Bring the conversation back to “what is really going on”.
Call her bluff. If she has continually told you how much she hates you as her husband and hates being married to you, then calmly tell her that the hateful environment is destroying the marriage.
You are simply stating the obvious. But remember, sometimes using words to describe the impact and pain the marriage is undergoing helps lift up the discussion.
Eventually, if your wife will wants a solution to the relationship problem, she will need to switch from complaining about you and the marriage and put her cards on the table.
The more you remain dead calm, the greater the probability that your wife’s fear of really opening up will subside.
After all, that is what is keeping her from telling you the truth about why she is behaving differently toward you. It is her fear of how you will respond that is holding her back.
If you want the truth, it helps a lot to project calmness.
You can tell your wife that she is in a win win proposition.
Reinforce that whatever she tells you, however horrible it may seem like to her, you are committed to remaining calm and discussing it with her without retribution.
Take away your wife’s fear and the chances that she will really open up increase.
Sometimes the problems between a couple are many and it takes more than a single discussion to work through them.

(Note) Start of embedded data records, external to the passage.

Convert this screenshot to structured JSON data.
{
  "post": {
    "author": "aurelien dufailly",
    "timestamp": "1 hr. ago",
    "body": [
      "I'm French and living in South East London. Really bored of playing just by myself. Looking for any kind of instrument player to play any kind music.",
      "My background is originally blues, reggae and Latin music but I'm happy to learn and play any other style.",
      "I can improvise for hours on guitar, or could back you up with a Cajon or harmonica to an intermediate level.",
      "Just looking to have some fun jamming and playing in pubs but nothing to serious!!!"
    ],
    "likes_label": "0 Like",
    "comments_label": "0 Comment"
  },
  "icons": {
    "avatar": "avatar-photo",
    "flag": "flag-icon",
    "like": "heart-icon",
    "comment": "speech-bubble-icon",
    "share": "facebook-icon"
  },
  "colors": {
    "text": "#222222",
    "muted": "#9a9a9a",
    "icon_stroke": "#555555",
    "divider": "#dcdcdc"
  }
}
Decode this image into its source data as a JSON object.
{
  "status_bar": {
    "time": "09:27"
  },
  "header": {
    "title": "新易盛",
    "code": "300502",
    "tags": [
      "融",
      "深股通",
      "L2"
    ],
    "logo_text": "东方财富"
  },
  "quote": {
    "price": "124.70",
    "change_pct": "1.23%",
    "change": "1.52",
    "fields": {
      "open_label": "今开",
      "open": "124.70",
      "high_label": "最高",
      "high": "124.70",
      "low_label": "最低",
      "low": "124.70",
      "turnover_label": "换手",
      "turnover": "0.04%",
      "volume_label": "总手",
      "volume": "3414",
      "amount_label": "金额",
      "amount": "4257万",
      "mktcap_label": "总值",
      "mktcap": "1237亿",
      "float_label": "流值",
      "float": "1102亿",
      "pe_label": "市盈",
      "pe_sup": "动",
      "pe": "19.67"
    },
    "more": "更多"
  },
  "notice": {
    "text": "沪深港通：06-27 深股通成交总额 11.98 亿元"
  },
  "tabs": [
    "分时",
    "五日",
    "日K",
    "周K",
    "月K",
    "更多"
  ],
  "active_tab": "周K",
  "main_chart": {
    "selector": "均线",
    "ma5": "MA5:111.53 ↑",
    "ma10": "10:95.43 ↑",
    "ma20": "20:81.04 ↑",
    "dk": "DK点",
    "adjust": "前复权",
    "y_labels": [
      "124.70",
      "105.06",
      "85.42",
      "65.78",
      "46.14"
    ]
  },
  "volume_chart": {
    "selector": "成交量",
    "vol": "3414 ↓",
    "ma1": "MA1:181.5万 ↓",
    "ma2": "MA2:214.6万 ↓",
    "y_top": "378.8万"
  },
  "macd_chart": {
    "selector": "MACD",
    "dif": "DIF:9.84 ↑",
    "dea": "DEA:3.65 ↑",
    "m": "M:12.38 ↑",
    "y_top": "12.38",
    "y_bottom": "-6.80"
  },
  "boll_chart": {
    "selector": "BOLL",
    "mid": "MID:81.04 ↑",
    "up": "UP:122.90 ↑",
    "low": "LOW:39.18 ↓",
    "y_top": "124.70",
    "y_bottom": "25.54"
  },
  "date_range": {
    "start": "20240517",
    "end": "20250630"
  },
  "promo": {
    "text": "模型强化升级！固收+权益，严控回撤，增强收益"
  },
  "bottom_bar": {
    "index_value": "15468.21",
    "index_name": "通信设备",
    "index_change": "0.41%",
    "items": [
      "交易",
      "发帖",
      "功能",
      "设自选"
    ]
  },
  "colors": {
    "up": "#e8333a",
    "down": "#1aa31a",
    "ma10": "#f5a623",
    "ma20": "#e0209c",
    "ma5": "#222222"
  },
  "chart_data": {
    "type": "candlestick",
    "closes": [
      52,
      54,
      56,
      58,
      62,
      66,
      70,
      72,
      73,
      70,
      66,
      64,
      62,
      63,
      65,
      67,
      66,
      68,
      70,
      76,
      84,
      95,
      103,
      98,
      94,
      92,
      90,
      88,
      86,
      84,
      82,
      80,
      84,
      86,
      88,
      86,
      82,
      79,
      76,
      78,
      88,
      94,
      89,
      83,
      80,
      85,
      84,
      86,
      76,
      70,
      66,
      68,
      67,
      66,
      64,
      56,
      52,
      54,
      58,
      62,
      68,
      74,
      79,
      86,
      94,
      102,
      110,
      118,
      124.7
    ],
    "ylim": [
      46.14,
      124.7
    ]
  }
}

Sometimes, both of you need to seek some relationship counseling if the issues are complex and deep.
But in this case, it turned out that the underlying reason that was causing the wife to act out her ugly emotions was the guilt she was having about having an affair.
She was being pressured by the other man in her life to try and end her marriage. So she was acting on that impulse. But she was internally conflicted about what she really wanted.
It turned out the affair had been ongoing for about three months. It was the catalyst for a lot of his wife’s helter skelter behavior.
Revelations of this kind are seldom resolved in a few days, weeks, or even months. But now the problem was on the table and if the couple wanted to stay together, they at least had a chance to work though the problem.
Of course that is a different discussion and I will save that for another post.
But don’t forget that seldom does the person you live with really hate you.
Their behavior and treatment of you emerges from a place within them.
It could be very complicated, the catalyst to those feelings they project. It could be something as simple (and sadly) as your wife often lives in a moody place.
It may be a core part of her personality to act this way for reasons that goes back to before the two of you met. And if that is what is going on in your marriage, then you probably have had a good idea that she was capable of this kind of behavior.
Or it could be a singular event has happened and is influencing your wife’s actions.
Whatever is the main cause, just remember, there are always ways to get to the truth. There are always ways to address the situation.
And you always have options in your life to better your situation.